Pour autant, ils n’échappent pas aux règles imposées à tous. Outre la censure, qui arrive plusieurs fois par semaine dans la quasi-totalité des rédactions de l’empire du Milieu sous forme de lettres à en-tête rouge, ils doivent s’adapter aux pratiques du « reportage positif ». « Nous avons tous une liste de mots et d’expressions que nous n’avons pas le droit d’employer, indique ainsi un journaliste de la chaîne arrivé il y a peu. Récemment, nous avons reçu un e-mail de rappel pour que nous évitions le mot "régime" pour parler d’un gouvernement. »
Manque de subtilité
Comme un écho à la non-ingérence de Pékin dans les affaires intérieures des pays du continent, le journalisme « à la chinoise », qui fait la part belle aux sources officielles, présente peu de risques d’indisposer les chefs d’État du continent mais pourrait être moins apprécié des oppositions. Surtout, le regard chinois sur l’actualité internationale est imprimé d’un étonnant manque de subtilité, en dépit de la forme similaire (à l’exception des reportages, plus longs) à celle des autres grands médias internationaux. Concernant le vote au Conseil de sécurité de l’ONU d’une résolution condamnant le régime syrien, l’édition du 5 février de Africa Live n’a diffusé que l’intervention du diplomate chinois. Pas un mot sur le vote des Africains présents. Le sujet sur la reconstruction de la Libye aura-t-il été plus intéressant ? Pas vraiment : il s’est borné à énumérer les contrats signés par la Chine avec le régime de Kadhafi et peut-être perdus depuis la révolution.
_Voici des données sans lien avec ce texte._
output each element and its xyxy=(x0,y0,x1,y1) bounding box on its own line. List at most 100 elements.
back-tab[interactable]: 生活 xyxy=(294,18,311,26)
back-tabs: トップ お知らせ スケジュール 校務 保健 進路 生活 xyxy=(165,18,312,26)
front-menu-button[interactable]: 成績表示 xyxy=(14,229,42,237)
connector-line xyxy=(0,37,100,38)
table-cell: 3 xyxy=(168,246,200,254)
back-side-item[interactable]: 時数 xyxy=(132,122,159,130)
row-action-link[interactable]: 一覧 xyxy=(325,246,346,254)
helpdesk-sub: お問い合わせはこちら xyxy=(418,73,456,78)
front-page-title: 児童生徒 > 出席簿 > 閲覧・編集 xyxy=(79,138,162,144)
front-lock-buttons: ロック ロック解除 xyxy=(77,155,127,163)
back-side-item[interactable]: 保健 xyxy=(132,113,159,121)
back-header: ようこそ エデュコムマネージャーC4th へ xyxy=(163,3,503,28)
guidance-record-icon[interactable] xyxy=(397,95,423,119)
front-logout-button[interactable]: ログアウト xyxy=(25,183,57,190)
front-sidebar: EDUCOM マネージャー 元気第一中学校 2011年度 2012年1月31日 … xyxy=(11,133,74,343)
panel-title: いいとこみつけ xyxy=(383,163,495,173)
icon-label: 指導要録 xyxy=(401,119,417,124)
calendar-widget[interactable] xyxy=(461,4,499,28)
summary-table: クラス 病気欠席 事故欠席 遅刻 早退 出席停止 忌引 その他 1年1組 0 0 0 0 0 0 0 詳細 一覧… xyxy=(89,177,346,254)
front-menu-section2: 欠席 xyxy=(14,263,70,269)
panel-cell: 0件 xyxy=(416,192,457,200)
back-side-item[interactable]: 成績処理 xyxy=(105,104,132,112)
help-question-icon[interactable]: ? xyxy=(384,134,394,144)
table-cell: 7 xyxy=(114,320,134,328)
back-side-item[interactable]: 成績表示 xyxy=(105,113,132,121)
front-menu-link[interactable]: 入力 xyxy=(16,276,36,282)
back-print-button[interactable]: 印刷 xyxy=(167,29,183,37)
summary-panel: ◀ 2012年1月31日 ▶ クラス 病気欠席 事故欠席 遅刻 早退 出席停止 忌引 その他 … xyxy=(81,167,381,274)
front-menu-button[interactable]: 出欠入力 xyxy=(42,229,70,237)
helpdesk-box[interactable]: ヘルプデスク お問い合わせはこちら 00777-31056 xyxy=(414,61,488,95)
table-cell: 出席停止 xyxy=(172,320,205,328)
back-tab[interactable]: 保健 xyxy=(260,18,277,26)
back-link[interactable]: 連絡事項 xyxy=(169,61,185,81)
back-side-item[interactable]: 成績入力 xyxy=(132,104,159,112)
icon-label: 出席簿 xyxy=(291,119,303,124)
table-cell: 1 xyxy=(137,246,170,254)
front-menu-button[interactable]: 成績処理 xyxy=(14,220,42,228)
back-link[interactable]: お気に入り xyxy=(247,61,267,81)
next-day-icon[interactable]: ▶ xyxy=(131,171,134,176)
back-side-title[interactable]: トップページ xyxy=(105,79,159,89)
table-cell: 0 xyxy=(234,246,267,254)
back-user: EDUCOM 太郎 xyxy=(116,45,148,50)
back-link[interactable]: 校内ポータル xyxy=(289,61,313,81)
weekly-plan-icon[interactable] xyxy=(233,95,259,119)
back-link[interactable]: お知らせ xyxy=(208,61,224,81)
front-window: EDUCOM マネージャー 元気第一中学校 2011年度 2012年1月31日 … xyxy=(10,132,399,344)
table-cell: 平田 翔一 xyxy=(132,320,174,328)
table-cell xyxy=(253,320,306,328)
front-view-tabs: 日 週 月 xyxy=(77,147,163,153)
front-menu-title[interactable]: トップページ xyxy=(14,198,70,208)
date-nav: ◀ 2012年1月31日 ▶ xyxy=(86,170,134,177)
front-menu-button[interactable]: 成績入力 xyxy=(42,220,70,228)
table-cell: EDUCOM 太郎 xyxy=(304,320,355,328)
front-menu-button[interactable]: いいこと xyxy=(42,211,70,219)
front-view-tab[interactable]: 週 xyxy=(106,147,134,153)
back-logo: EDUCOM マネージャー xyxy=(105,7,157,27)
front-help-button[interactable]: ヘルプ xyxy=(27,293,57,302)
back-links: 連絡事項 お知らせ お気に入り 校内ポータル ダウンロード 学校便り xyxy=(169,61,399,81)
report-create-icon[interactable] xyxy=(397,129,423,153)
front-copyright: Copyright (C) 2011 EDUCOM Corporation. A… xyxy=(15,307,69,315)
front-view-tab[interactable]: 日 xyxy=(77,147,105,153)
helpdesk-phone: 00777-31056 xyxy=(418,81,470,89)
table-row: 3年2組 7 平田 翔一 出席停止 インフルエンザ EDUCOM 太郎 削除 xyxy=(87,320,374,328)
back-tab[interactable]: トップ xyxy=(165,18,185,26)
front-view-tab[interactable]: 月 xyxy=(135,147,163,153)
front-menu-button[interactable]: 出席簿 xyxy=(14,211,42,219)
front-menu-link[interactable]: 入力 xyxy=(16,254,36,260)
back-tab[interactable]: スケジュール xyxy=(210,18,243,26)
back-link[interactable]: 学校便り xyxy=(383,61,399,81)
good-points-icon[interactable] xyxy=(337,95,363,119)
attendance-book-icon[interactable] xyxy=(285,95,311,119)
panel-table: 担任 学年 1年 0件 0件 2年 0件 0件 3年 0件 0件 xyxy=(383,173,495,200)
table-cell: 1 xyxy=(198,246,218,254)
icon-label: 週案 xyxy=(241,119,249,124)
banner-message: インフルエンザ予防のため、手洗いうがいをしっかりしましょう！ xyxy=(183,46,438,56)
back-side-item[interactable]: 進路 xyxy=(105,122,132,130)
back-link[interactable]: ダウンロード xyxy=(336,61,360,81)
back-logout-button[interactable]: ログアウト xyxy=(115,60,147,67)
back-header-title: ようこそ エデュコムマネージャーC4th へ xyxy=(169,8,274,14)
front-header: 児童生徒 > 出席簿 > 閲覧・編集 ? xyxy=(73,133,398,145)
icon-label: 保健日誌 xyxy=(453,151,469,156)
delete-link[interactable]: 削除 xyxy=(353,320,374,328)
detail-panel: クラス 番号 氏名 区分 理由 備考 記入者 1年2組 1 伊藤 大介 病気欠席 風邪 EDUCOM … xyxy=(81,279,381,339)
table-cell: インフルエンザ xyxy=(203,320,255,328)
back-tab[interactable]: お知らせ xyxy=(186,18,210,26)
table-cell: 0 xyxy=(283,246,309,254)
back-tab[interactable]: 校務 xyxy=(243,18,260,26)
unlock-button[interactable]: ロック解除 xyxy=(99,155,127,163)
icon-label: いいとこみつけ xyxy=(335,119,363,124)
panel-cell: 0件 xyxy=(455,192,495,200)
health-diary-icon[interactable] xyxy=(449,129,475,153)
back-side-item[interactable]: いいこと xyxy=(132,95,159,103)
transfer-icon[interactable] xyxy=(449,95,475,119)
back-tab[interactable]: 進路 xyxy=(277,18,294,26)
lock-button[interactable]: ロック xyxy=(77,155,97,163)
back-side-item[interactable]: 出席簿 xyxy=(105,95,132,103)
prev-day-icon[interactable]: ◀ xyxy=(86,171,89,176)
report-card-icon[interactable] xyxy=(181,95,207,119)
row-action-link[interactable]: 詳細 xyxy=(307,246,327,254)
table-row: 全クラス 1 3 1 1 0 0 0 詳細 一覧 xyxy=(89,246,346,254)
Sans une plus grande liberté de ton, la multiplication des canaux de transmission ne sera peut-être pas suffisante pour que le message passe. De fait, en dépit des sommes investies, aucun média chinois n’a, pour l’instant, rencontré de véritable succès populaire hors du pays. À la rédaction de Fraternité Matin, depuis l’accord signé avec Xinhua, il se murmure que les codes d’accès gracieusement confiés n’ont – pour l’instant – pas beaucoup servi.